Great post btw I think my ex husband would have been the one to try this and I would have blown up…but pinning is so fun even if you rarely attempt a pin.
The soap is awesome. It MUST be Ivory. I put mine in a large glass pan and microwaved it for three minutes, stopping it whenever I felt like it. It turns into a massive cloud-shaped thing. I figured out the best thing is if you EVER need soap flakes for some reason (I don’t know why you would, but if you did) this is the absolute easiest way to do it because it literally crumbles in your hand.
Now if you were really clever, you would have found some way to fool your husband into thinking he’d done it 😉 I once watched Mum pull a tap off the wall. She looked at it, looked at me, then stuck it back, balanced precariously, and said ‘Next time your father tries to turn the tap on, he’ll think he did it!’
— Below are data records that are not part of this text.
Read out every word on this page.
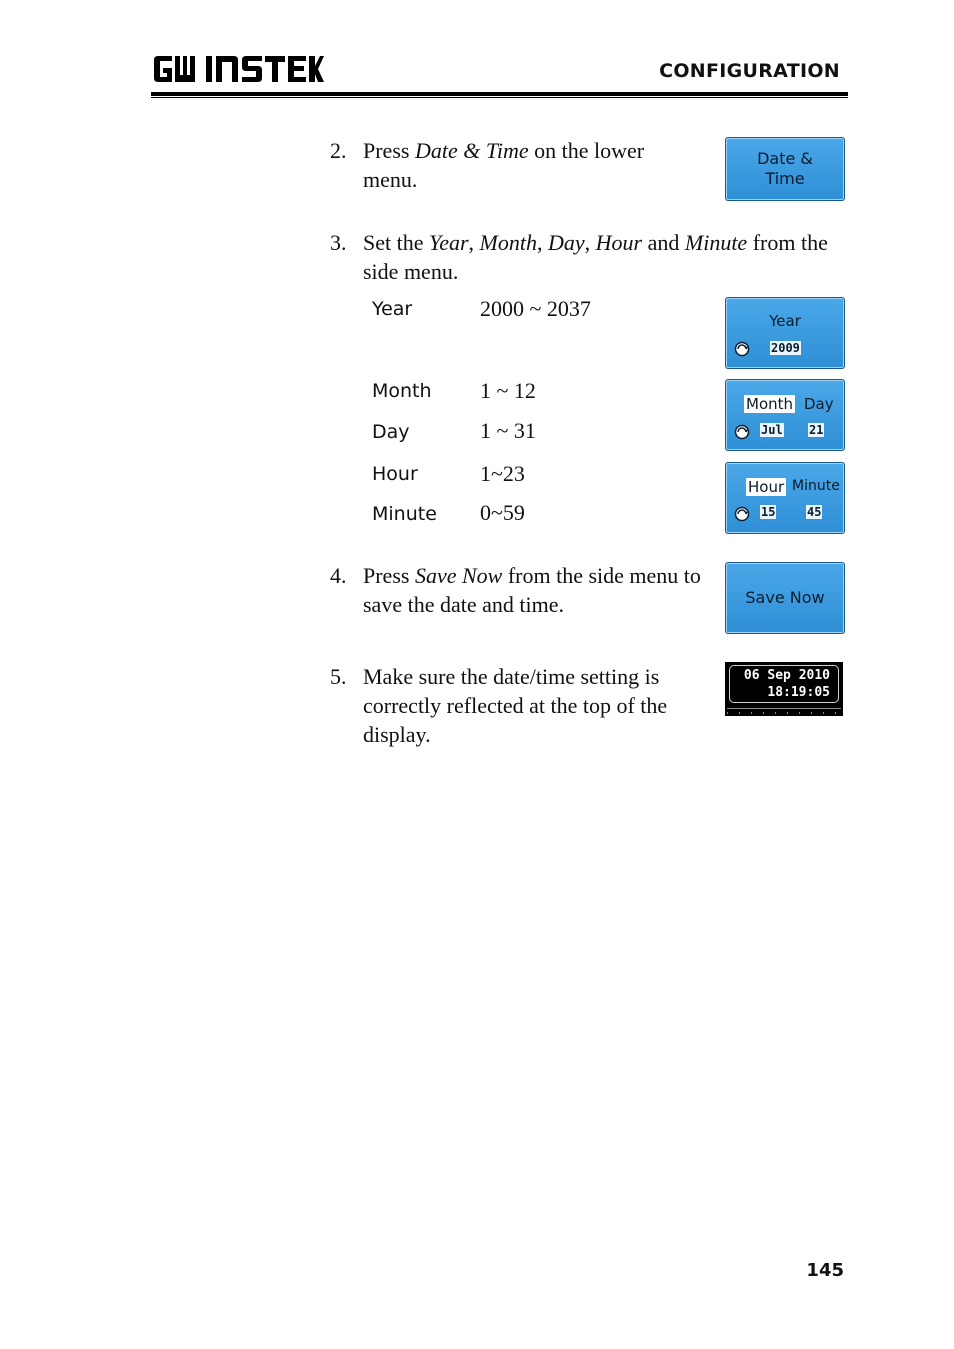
CONFIGURATION
2. Press Date & Time on the lower menu.
Date &
Time
3. Set the Year, Month, Day, Hour and Minute from the side menu.
Year	2000 ~ 2037
Month 1 ~ 12
Day	1 ~ 31
Hour	1~23
Minute 0~59
Year
2009
Month Day
Jul 21
Hour Minute
15	45
4. Press Save Now from the side menu to save the date and time.	Save Now
5. Make sure the date/time setting is correctly reflected at the top of the display.
06 Sep 2010
18:19:05
145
Yeah, OK, convincing your hubby he burned a whole in your house is a tad harder… I got nothing. But think about it! 🙂
You. Are. A. Genius! Mwaahaahaa!
That’ll teach ya! Never try anything you read about online.
So far, we’re about 0 for 5 on things I saw on Pinterest.
That sounds very male; did you accidentally eat a testosterone tablet? That’s the only way I can see a woman doing something so stupid only a man could do it and added to that you tried to hide it, which is very male.
Now, now…let’s not call names! I don’t object to being called stupid, it’s the being compared to a man! 🙂
Opened my mouth and put my foot in it! I’m packed full of masculinity today. I’ll do the feminine thing and apologize sincerely. (Hey I’m communicating meaningfully… don’t tell the lads).
Your very sincere and kind apology just cost you your Man Card.
I’M DYING HERE! This was hilarious! It’s because the pot had a hole at the bottom right? If there wasn’t a hole, this would never have happened, I’m sure of it!
eden
No, I’m pretty sure that any time someone hands me any kind of fire, this is going to happen. But thanks for stating that it wasn’t my fault!
How did the marshmallows turn out? Maybe you could just use fewer briquettes? I thought the home made “green egg” was awesome…well till I saw the hole. Hysterical.
The marshmallows, for the record, were awesome.
Would ya just go on and get your damn late night comedy show already? You could be billed as Ellen, with zip.
Thanks! I do really wish that I was just funny and not simply reporting the facts from my own life.